Grevillea monticola is a smaller plant, about 1.5m all round- and with interesting holly- like prickly leaves and a delicate, creamy yellow inflorescence. Grevillea steiglitziana similarly has holly-like prickly leaves, and this fabulous firework-style flower, so intricate and such a piece of natural engineering. This is a rare shrub, native to the Brisbane ranges. It grows in rocky gullies and dry forest and was only formally identified in 1956.
Grevillea Poorinda Royal Mantle could be a real doer for us in Europe. A sprawling, low-lying groundcover plant, with finely shaped leaves and the ‘toothbrush’ flower, it is frost-tolerant, drought-tolerant, and will spread quickly to 6m. According to Shoot, it has a cautious H4 frost rating, which would do for most gardens in Europe except at altitude.

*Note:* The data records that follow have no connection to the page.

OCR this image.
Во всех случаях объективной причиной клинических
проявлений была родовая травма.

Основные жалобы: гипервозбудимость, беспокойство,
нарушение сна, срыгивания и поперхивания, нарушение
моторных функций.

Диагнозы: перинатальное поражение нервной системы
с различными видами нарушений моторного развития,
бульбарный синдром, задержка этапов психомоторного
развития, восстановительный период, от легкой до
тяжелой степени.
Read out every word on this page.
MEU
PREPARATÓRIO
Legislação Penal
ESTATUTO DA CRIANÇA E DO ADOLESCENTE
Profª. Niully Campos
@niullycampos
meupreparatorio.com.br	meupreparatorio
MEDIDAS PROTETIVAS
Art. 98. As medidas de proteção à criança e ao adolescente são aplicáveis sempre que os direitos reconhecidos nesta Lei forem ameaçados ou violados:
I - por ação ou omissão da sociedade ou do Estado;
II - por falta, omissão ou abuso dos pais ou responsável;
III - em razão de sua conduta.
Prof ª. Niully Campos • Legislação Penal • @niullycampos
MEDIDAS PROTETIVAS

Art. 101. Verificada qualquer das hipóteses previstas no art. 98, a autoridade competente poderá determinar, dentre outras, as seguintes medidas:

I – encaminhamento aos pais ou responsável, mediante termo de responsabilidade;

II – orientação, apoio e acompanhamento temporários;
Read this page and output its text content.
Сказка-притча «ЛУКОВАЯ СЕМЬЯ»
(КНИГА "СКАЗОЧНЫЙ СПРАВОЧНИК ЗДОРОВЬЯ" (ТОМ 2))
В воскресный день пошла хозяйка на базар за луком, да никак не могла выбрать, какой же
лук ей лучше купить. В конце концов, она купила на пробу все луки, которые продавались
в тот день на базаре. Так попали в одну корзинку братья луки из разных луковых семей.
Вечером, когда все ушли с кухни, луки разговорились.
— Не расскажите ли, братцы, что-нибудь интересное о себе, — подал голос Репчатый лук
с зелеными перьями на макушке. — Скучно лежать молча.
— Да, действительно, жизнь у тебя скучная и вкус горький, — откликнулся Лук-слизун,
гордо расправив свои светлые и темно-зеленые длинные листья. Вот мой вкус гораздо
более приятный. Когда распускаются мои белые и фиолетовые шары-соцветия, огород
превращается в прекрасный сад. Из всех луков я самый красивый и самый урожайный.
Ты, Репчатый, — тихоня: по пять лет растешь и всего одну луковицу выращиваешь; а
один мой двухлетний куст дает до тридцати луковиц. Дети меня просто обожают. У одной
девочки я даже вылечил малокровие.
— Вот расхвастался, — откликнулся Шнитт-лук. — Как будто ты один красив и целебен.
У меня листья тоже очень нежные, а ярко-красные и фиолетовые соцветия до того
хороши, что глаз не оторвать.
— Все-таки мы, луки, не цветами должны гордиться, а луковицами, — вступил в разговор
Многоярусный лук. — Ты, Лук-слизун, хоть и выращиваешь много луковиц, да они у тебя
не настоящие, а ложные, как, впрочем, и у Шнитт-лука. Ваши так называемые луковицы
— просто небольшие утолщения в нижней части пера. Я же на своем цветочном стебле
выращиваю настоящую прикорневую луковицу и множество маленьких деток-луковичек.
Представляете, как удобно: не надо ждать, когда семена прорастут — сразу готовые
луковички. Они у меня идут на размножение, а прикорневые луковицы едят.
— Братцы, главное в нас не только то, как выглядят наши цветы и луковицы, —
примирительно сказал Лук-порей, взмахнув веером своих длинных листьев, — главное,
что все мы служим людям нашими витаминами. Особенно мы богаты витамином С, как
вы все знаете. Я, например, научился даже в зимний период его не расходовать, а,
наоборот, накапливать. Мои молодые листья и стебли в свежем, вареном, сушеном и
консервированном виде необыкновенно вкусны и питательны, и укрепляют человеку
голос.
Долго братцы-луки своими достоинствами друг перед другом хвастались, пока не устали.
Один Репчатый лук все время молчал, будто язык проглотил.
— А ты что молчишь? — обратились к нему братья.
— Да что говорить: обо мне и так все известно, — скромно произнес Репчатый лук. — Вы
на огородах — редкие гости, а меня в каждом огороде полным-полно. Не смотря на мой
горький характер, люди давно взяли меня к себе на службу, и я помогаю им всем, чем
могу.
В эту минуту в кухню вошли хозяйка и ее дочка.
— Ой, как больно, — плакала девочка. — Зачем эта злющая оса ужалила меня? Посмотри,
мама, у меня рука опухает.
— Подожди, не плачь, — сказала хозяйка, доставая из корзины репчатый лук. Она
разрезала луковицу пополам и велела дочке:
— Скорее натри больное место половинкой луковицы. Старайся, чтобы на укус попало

Grevillea capitellata is another low-lying shrub, but grows in poorly drained soil and swamp margins south of Sydney. It is considered a good plant for revegetation, and, again, in Australian terms is hardy- but probably untested as yet in a European context.
Grevillea longistyla is a native plant that is a hot contender for horticultural use, largely because of it’s neat, open habit, the almost fern-meets-seaweed foliage, and the flowers. Growing to about 2m high and wide, it’s a garden-sized plant.
Grevillea speciosa was first cultivated in the UK in 1809- many thanks to the Australian Native Plants Society for their very useful paper on Grevilleas. Trouble-free for the gardener, but like mine, able to fill a difficult hole with ease. Most Grevilleas are also excellent food sources for birds and insects, which make them really worth considering from the ecological perspective.
Look out for them. The juniperina and rosmarinifolia varieties are thought to be the toughest in terms of frost hardiness in the UK, but maybe more varieties will be made available from Australia as we learn to appreciate a different aesthetic with global warming.